Tas Marine, Lecigne Romain, Belhomme Nicolas, Robin François, Louis Thibaut, Perlat Antoinette, Cazalets Claire, Coiffier Guillaume, Lescoat Alain
Department of Radiology, CHU Rennes, Univ Rennes, Rennes, France.
Department of Internal Medicine, CHU Rennes, Univ Rennes, Rennes, France.
Rheumatology (Oxford). 2025 May 1;64(5):2756-2765. doi: 10.1093/rheumatology/keae602.
The objective of this study was to explore the aetiologies and contributing factors of synovial and tenosynovial involvement in SSc, as well as to assess the phenotype of patients with these synovial and tenosynovial features.
One hundred and seventy-one SSc patients with hand manifestations (either vascular, skin or joint manifestations) who underwent standard X-rays of both hands and hand US, were included. Two independent evaluators recorded the presence or absence of acro-osteolysis, calcinosis, microcrystalline and degenerative rheumatisms, including osteophytosis on X-rays. The presence of synovitis and tenosynovitis (active or fibrotic) was assessed through US by a third evaluator, blinded for X-ray parameters.
In multivariate analysis, the characteristics associated with active synovitis and tenosynovitis were CRP > 10 mg/l (P = 0.013), fibrotic tenosynovitis on US (P = 0.005), anti-RNA polymerase III antibodies (P = 0.043) and poly-osteophytosis on hand X-rays (P = 0.001). After exclusion of patients with RA (n = 5) and/or poly-osteophytosis (n = 53), 14 remaining patients (12.7%) had active synovitis and/or tenosynovitis on US. In multivariate analyses, parameters associated with active synovitis and/or tenosynovitis in this selected population were scleroderma renal crisis (P = 0.012) and fibrotic tenosynovitis on US (P < 0.001).
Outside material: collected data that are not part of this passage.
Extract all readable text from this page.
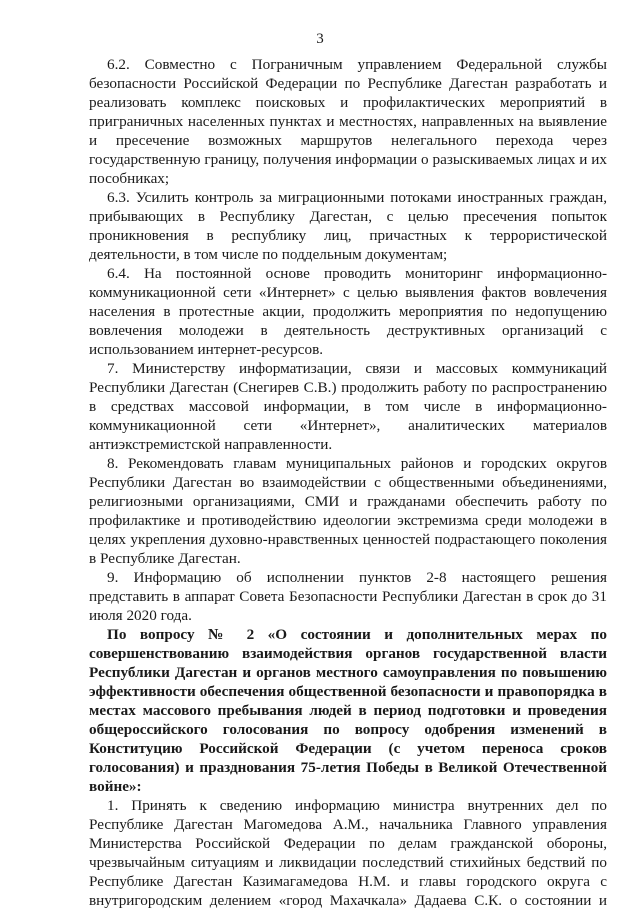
3

6.2. Совместно с Пограничным управлением Федеральной службы безопасности Российской Федерации по Республике Дагестан разработать и реализовать комплекс поисковых и профилактических мероприятий в приграничных населенных пунктах и местностях, направленных на выявление и пресечение возможных маршрутов нелегального перехода через государственную границу, получения информации о разыскиваемых лицах и их пособниках;

6.3. Усилить контроль за миграционными потоками иностранных граждан, прибывающих в Республику Дагестан, с целью пресечения попыток проникновения в республику лиц, причастных к террористической деятельности, в том числе по поддельным документам;

6.4. На постоянной основе проводить мониторинг информационно-коммуникационной сети «Интернет» с целью выявления фактов вовлечения населения в протестные акции, продолжить мероприятия по недопущению вовлечения молодежи в деятельность деструктивных организаций с использованием интернет-ресурсов.

7. Министерству информатизации, связи и массовых коммуникаций Республики Дагестан (Снегирев С.В.) продолжить работу по распространению в средствах массовой информации, в том числе в информационно-коммуникационной сети «Интернет», аналитических материалов антиэкстремистской направленности.

8. Рекомендовать главам муниципальных районов и городских округов Республики Дагестан во взаимодействии с общественными объединениями, религиозными организациями, СМИ и гражданами обеспечить работу по профилактике и противодействию идеологии экстремизма среди молодежи в целях укрепления духовно-нравственных ценностей подрастающего поколения в Республике Дагестан.

9. Информацию об исполнении пунктов 2-8 настоящего решения представить в аппарат Совета Безопасности Республики Дагестан в срок до 31 июля 2020 года.

По вопросу № 2 «О состоянии и дополнительных мерах по совершенствованию взаимодействия органов государственной власти Республики Дагестан и органов местного самоуправления по повышению эффективности обеспечения общественной безопасности и правопорядка в местах массового пребывания людей в период подготовки и проведения общероссийского голосования по вопросу одобрения изменений в Конституцию Российской Федерации (с учетом переноса сроков голосования) и празднования 75-летия Победы в Великой Отечественной войне»:

1. Принять к сведению информацию министра внутренних дел по Республике Дагестан Магомедова А.М., начальника Главного управления Министерства Российской Федерации по делам гражданской обороны, чрезвычайным ситуациям и ликвидации последствий стихийных бедствий по Республике Дагестан Казимагамедова Н.М. и главы городского округа с внутригородским делением «город Махачкала» Дадаева С.К. о состоянии и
Our study confirms that osteophytosis is a significant contributor of joint involvement in SSc patients based on real life data. After exclusion of potential confounders, >10% of SSc patients still had active synovitis and/or tenosynovitis on US, providing indirect evidence for the existence of a specific SSc-related synovial and/or tenosynovial involvement.
本研究的目的是探讨硬皮病中滑膜和腱鞘受累的病因及相关因素,并评估具有这些滑膜和腱鞘特征的患者的表型。
纳入171例有手部表现(血管、皮肤或关节表现)并接受双手标准X线检查和手部超声检查的硬皮病患者。两名独立评估者记录双手X线片上有无肢端骨质溶解、钙质沉着、微晶和退行性风湿病,包括骨赘形成。由第三位对X线参数不知情的评估者通过超声评估滑膜炎和腱鞘炎(活动期或纤维化期)的存在情况。
在多因素分析中,与活动期滑膜炎和腱鞘炎相关的特征为CRP>10 mg/l(P=0.013)、超声显示纤维化腱鞘炎(P=0.005)、抗RNA聚合酶III抗体(P=0.043)和手部X线片上多发骨赘形成(P=0.001)。排除类风湿关节炎患者(n=5)和/或多发骨赘形成患者(n=53)后,其余14例患者(12.7%)超声显示有活动期滑膜炎和/或腱鞘炎。在多因素分析中,该选定人群中与活动期滑膜炎和/或腱鞘炎相关的参数为硬皮病肾危象(P=0.012)和超声显示纤维化腱鞘炎(P<0.001)。
我们的研究基于实际生活数据证实,骨赘形成是硬皮病患者关节受累的一个重要因素。排除潜在混杂因素后,超过10%的硬皮病患者超声仍显示有活动期滑膜炎和/或腱鞘炎,为存在特定的硬皮病相关滑膜和/或腱鞘受累提供了间接证据。